Thursday November 17, 2011

by Matt Thomas

In addition to slick roads and shovel-related injuries, another hazard lurks in each winter storm. This hazard, however, is easily prevented by having a plan in place.

Businesses need to be careful how they pay their employees on any day, but particularly so when winter weather is involved. For example, did you know you must pay your exempt employees even if no work is performed on a day the business closes due to bad weather?

Outsourcing human resources to a PEO melts away stress because businesses can trust a PEO to update company policies so that employees know what to do when bad weather strikes, whether it’s a blizzard or a hurricane.

With Old Man Winter bearing down, here are a few workplace scenarios that should be on all business owners’ radars:

• Company closes due to inclement weather (or any other reason for that matter)

If a company closes and its employees are otherwise willing and available for work, exempt employees must be paid for the time. The Fair Labor Standards Act (FLSA) dictates that these employees are guaranteed a salary, and no docking is allowed, unless the closure is in one-week increments and no work was performed for the employer.

Employers should also be cautioned against deducting from a paid time off (PTO) bank in instances of company closures. Non-exempt (hourly) employees do not have to be paid for the time not worked. Employers have much more flexibility with non-exempt hourly employees – if they don’t work, they don’t get paid. 

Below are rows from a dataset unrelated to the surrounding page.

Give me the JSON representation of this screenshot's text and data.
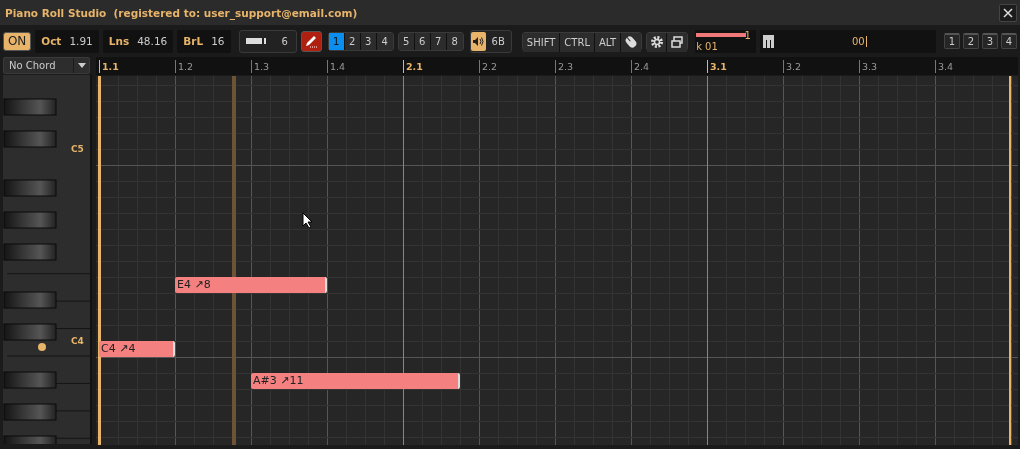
{
  "window": {
    "title": "Piano Roll Studio  (registered to: user_support@email.com)"
  },
  "toolbar": {
    "power": {
      "label": "ON",
      "on": true
    },
    "fields": [
      {
        "label": "Oct",
        "value": "1.91"
      },
      {
        "label": "Lns",
        "value": "48.16"
      },
      {
        "label": "BrL",
        "value": "16"
      }
    ],
    "zoom": {
      "value": "6"
    },
    "draw_tool": {
      "on": true
    },
    "channels": [
      {
        "label": "1",
        "selected": true
      },
      {
        "label": "2",
        "selected": false
      },
      {
        "label": "3",
        "selected": false
      },
      {
        "label": "4",
        "selected": false
      },
      {
        "label": "5",
        "selected": false
      },
      {
        "label": "6",
        "selected": false
      },
      {
        "label": "7",
        "selected": false
      },
      {
        "label": "8",
        "selected": false
      }
    ],
    "sound": {
      "on": true,
      "value": "6B"
    },
    "modifiers": [
      {
        "label": "SHIFT"
      },
      {
        "label": "CTRL"
      },
      {
        "label": "ALT"
      }
    ],
    "meter": {
      "level": 0.8,
      "value": "1",
      "label": "k 01"
    },
    "note_field": {
      "value": "00"
    },
    "presets": [
      {
        "label": "1"
      },
      {
        "label": "2"
      },
      {
        "label": "3"
      },
      {
        "label": "4"
      }
    ]
  },
  "chord": {
    "value": "No Chord"
  },
  "ruler": [
    {
      "label": "1.1",
      "bar": true
    },
    {
      "label": "1.2",
      "bar": false
    },
    {
      "label": "1.3",
      "bar": false
    },
    {
      "label": "1.4",
      "bar": false
    },
    {
      "label": "2.1",
      "bar": true
    },
    {
      "label": "2.2",
      "bar": false
    },
    {
      "label": "2.3",
      "bar": false
    },
    {
      "label": "2.4",
      "bar": false
    },
    {
      "label": "3.1",
      "bar": true
    },
    {
      "label": "3.2",
      "bar": false
    },
    {
      "label": "3.3",
      "bar": false
    },
    {
      "label": "3.4",
      "bar": false
    }
  ],
  "keyboard": {
    "labels": [
      "C5",
      "C4"
    ]
  },
  "notes": [
    {
      "label": "C4 ↗4"
    },
    {
      "label": "E4 ↗8"
    },
    {
      "label": "A#3 ↗11"
    }
  ]
}
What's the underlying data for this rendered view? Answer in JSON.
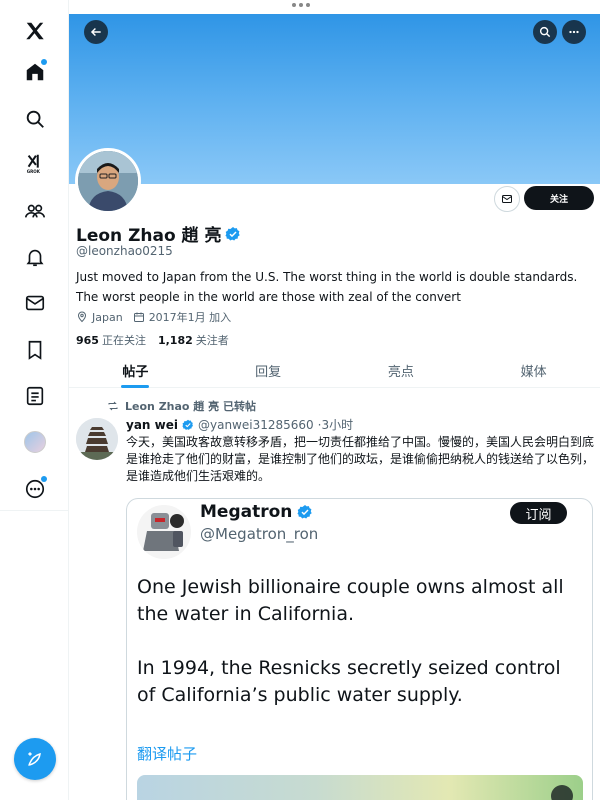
{
  "profile": {
    "display_name": "Leon Zhao 趙 亮",
    "handle": "@leonzhao0215",
    "bio": "Just moved to Japan from the U.S. The worst thing in the world is double standards. The worst people in the world are those with zeal of the convert",
    "location": "Japan",
    "joined": "2017年1月 加入",
    "following_count": "965",
    "following_label": "正在关注",
    "followers_count": "1,182",
    "followers_label": "关注者",
    "follow_button": "关注"
  },
  "tabs": [
    {
      "label": "帖子",
      "active": true
    },
    {
      "label": "回复",
      "active": false
    },
    {
      "label": "亮点",
      "active": false
    },
    {
      "label": "媒体",
      "active": false
    }
  ],
  "post": {
    "repost_label": "Leon Zhao 趙 亮 已转帖",
    "author_name": "yan wei",
    "author_handle": "@yanwei31285660",
    "time": "·3小时",
    "text": "今天，美国政客故意转移矛盾，把一切责任都推给了中国。慢慢的，美国人民会明白到底是谁抢走了他们的财富，是谁控制了他们的政坛，是谁偷偷把纳税人的钱送给了以色列，是谁造成他们生活艰难的。",
    "quote": {
      "name": "Megatron",
      "handle": "@Megatron_ron",
      "subscribe_label": "订阅",
      "paragraph1": "One Jewish billionaire couple owns almost all the water in California.",
      "paragraph2": "In 1994, the Resnicks secretly seized control of California’s public water supply.",
      "translate_label": "翻译帖子"
    }
  },
  "icons": {
    "sidebar": [
      "x-logo-icon",
      "home-icon",
      "search-icon",
      "grok-icon",
      "communities-icon",
      "notifications-icon",
      "messages-icon",
      "bookmarks-icon",
      "lists-icon",
      "profile-avatar",
      "more-icon"
    ],
    "compose": "compose-icon"
  },
  "colors": {
    "accent": "#1d9bf0",
    "banner": "#3d9fea",
    "text": "#0f1419",
    "secondary": "#536471"
  }
}
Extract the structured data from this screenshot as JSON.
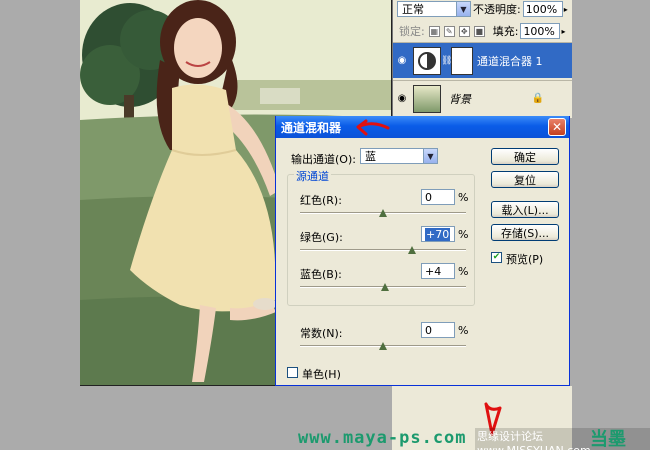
{
  "layers_panel": {
    "blend_mode": "正常",
    "opacity_label": "不透明度:",
    "opacity_value": "100%",
    "lock_label": "锁定:",
    "fill_label": "填充:",
    "fill_value": "100%",
    "layers": [
      {
        "name": "通道混合器 1",
        "selected": true
      },
      {
        "name": "背景",
        "selected": false
      }
    ]
  },
  "dialog": {
    "title": "通道混和器",
    "close_symbol": "✕",
    "output_channel_label": "输出通道(O):",
    "output_channel_value": "蓝",
    "source_group_label": "源通道",
    "red_label": "红色(R):",
    "red_value": "0",
    "green_label": "绿色(G):",
    "green_value": "+70",
    "blue_label": "蓝色(B):",
    "blue_value": "+4",
    "constant_label": "常数(N):",
    "constant_value": "0",
    "percent": "%",
    "ok_label": "确定",
    "reset_label": "复位",
    "load_label": "载入(L)...",
    "save_label": "存储(S)...",
    "preview_label": "预览(P)",
    "preview_checked": true,
    "monochrome_label": "单色(H)",
    "monochrome_checked": false
  },
  "slider_levels": {
    "red": 0,
    "green": 70,
    "blue": 4,
    "constant": 0
  },
  "watermark": {
    "url": "www.maya-ps.com",
    "site": "思缘设计论坛 www.MISSYUAN.com",
    "brand": "当墨"
  },
  "colors": {
    "titlebar": "#0a5ce8",
    "selection": "#316ac5",
    "watermark": "#1c9a6e",
    "dialog_bg": "#ece9d8"
  }
}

• Company does not close, but inclement weather forces some employees to stay home

If a company remains open but some of its exempt employees claim that they cannot or are not willing to brave the weather, employers should be cautious how they are treated. Generally speaking, these exempt employees are entitled to their wages for the day; although, personal, vacation or PTO time can be reduced commensurate with the time missed.

If that exempt employee is out of PTO, personal, or vacation time, this is one of the few circumstances where their pay can be docked – but only in one-day increments, and only if no work is performed by the employer. This gets tricky in the age of remote connections and mobile devices.  The best practice in this circumstance is to pay, so as not to risk violating the FLSA.

Non-exempt employees once again do not have to be paid as long as no work is performed – regardless of whether it was the employee or employer who “called off”. Best practice is to reduce a PTO bank for these voluntary absences.

• How do businesses deal with this proactively?

Having an inclement weather policy can certainly help, which is where a PEO can be invaluable. (Remember that melting away of stress?) When a winter storm looms, employees spend a lot of time and energy trying to figure out when they can go home, and if they will be paid if they can or cannot come to work. Having a proactive policy that addresses time off in these situations can be very helpful.

Additionally, if an overnight storm is approaching, it is a good practice to set up a spare voicemail that employees can call periodically for up-to-date information on closures and other instructions.

Mother Nature has her own mind, and every business is susceptible to shutting down temporarily, or employees might be forced to stay home on occasion. Having an airtight policy in place and being proactive will go a long way in battling any storm brewing on the horizon.